Dengan penampilan Nordik yang keren dan pendidikan sekolah asrama, Broadway dan bintang film yang pendiam tampak memiliki semua yang diinginkan seorang gadis. Tapi seperti sesama bintang muda yang menjadi ilmuwan Hedy Lamarr, kecantikannya membuat orang buta.

Meskipun terkenal dengan wajahnya yang cantik, bintang panggung dan layar ini sebenarnya membantu menulis ulang pengobatan modern seperti yang kita ketahui dengan penelitiannya pada infus IV.

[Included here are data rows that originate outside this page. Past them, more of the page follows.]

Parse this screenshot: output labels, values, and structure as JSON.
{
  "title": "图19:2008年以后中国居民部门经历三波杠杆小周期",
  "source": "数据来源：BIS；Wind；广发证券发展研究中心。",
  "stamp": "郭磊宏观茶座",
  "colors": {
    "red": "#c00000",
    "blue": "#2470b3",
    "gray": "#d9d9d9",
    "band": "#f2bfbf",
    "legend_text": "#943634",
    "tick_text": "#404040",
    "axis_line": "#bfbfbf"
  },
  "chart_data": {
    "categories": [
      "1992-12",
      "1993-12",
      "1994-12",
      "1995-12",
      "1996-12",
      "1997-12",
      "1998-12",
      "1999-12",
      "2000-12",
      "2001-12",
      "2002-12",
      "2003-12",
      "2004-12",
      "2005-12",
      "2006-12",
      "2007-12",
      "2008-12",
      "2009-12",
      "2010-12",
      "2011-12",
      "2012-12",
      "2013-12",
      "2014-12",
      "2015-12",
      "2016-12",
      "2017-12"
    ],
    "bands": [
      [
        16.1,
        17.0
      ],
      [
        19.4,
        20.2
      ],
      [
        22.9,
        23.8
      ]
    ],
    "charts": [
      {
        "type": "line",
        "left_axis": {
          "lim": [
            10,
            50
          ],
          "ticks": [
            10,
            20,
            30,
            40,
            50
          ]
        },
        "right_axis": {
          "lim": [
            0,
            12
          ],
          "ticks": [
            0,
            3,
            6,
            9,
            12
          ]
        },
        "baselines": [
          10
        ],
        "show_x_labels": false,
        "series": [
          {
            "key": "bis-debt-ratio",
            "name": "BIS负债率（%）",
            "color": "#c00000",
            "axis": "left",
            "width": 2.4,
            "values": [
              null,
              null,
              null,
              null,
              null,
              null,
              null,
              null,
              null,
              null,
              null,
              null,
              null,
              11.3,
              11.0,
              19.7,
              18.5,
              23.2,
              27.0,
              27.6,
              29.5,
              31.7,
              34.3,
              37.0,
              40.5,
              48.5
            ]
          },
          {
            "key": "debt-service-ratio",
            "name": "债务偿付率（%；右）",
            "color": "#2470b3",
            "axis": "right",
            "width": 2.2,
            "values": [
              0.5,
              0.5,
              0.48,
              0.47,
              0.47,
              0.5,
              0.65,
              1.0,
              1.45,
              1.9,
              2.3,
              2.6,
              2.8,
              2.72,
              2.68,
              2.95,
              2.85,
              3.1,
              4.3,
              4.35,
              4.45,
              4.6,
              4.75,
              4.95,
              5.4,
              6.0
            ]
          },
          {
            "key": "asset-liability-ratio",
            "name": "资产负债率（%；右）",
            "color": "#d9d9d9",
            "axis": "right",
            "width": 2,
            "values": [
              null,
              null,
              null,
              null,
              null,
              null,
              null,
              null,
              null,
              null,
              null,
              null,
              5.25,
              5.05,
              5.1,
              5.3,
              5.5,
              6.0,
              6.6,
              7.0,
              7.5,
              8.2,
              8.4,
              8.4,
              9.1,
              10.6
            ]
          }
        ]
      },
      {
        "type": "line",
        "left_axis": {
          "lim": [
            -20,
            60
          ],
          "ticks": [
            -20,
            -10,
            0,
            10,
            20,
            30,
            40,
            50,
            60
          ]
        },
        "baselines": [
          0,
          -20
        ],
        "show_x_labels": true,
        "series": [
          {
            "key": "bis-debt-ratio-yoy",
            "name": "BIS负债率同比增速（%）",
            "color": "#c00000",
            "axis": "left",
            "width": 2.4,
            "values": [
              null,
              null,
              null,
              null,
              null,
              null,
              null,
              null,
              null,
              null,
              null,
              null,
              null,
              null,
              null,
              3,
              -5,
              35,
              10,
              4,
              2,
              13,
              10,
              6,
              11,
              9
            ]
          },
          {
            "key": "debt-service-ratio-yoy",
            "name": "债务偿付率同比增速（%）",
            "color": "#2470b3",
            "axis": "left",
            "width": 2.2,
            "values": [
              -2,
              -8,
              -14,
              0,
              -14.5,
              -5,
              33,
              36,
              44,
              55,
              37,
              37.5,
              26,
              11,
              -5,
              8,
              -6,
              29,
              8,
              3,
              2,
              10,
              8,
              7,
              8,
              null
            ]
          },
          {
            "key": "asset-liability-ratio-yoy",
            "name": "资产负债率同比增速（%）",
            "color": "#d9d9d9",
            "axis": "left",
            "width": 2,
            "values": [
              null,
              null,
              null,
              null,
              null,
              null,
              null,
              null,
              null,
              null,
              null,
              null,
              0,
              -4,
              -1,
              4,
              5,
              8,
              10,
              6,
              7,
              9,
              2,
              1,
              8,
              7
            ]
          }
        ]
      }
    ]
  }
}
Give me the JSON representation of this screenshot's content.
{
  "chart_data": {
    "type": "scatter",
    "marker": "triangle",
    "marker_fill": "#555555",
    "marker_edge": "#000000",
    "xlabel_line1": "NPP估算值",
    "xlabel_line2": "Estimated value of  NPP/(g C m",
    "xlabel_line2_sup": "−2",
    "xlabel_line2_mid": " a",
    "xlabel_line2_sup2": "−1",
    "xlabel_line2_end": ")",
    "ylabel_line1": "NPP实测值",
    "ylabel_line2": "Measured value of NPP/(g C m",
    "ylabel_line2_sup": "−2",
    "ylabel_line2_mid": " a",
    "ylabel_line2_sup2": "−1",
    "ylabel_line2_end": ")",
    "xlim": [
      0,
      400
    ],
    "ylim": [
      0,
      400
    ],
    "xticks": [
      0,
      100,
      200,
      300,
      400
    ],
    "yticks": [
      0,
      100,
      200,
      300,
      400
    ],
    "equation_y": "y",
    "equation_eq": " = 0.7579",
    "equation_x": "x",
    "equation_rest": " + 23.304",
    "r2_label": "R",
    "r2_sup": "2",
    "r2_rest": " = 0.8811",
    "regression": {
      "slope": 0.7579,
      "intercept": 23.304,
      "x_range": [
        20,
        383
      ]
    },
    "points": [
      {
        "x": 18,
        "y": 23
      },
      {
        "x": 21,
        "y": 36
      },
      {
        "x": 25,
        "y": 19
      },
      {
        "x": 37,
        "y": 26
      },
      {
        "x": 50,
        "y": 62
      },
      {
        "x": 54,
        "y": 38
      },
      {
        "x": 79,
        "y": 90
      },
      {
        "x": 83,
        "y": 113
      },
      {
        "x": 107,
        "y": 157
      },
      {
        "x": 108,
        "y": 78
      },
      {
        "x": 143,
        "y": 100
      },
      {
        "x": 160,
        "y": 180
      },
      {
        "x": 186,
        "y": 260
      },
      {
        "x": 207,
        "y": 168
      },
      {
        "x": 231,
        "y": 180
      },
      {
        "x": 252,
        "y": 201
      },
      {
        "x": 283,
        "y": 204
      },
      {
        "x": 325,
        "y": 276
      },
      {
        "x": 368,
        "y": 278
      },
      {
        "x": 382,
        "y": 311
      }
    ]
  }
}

Johnstone Lahir dalam Kemiskinan

Justine Johnstone dilahirkan Gustina Johnson pada tahun 1895 dari keluarga imigran Skandinavia yang miskin di New Jersey. Dia kemudian menggambarkan ibu dan ayahnya sebagai “orang tua yang keras dari keturunan Viking.”

Terlepas dari keparahan dan kemiskinan mereka, Johnstone tumbuh dalam rumah tangga yang menghormati kata-kata tertulis dan panggung. Aktris masa depan tinggal di melting pot Hoboken, ibukota teater kosmopolitan tepat di seberang Hudson dari banyak tahapan Kota New York.

Akting ada dalam darahnya, dan ada dalam benaknya saat masih kecil. Dalam The Lives of Justine Johnstone: Follies Star, Peneliti Ilmu Pengetahuan, Aktivis Sosial, penulis Kathleen Vestuto mengutip Johnstone: “Ketika saya masih kecil, saya biasanya menulis drama di mana teman-teman kecil saya dan saya bertindak. Saya berharap suatu hari bisa menulis drama nyata. ”

“Keinginan yang dihargai adalah menjadi – bagaimana menurutmu? – seorang pustakawan! Tetapi pustakawan tidak bisa melompat dan menari sepanjang waktu seperti yang saya sukai. ”

Dia tidak tahu bahwa takdir akan membuatnya unggul dalam performa dan akademik.

Debut Broadway Johnstone

Tapi pertama-tama, Justine Johnstone harus mencari nafkah, dan wajahnya yang Nordik dan sikap arca memerintahkan harga yang adil sebagai model – sekitar tujuh dolar seminggu, jumlah besar untuk seorang gadis muda di era itu. Suatu hari ketika dia berjalan bolak-balik dari Hoboken ke Manhattan, putri imigran miskin dengan wajah malaikat ditemukan oleh agen pers Broadway Walter Kingsley.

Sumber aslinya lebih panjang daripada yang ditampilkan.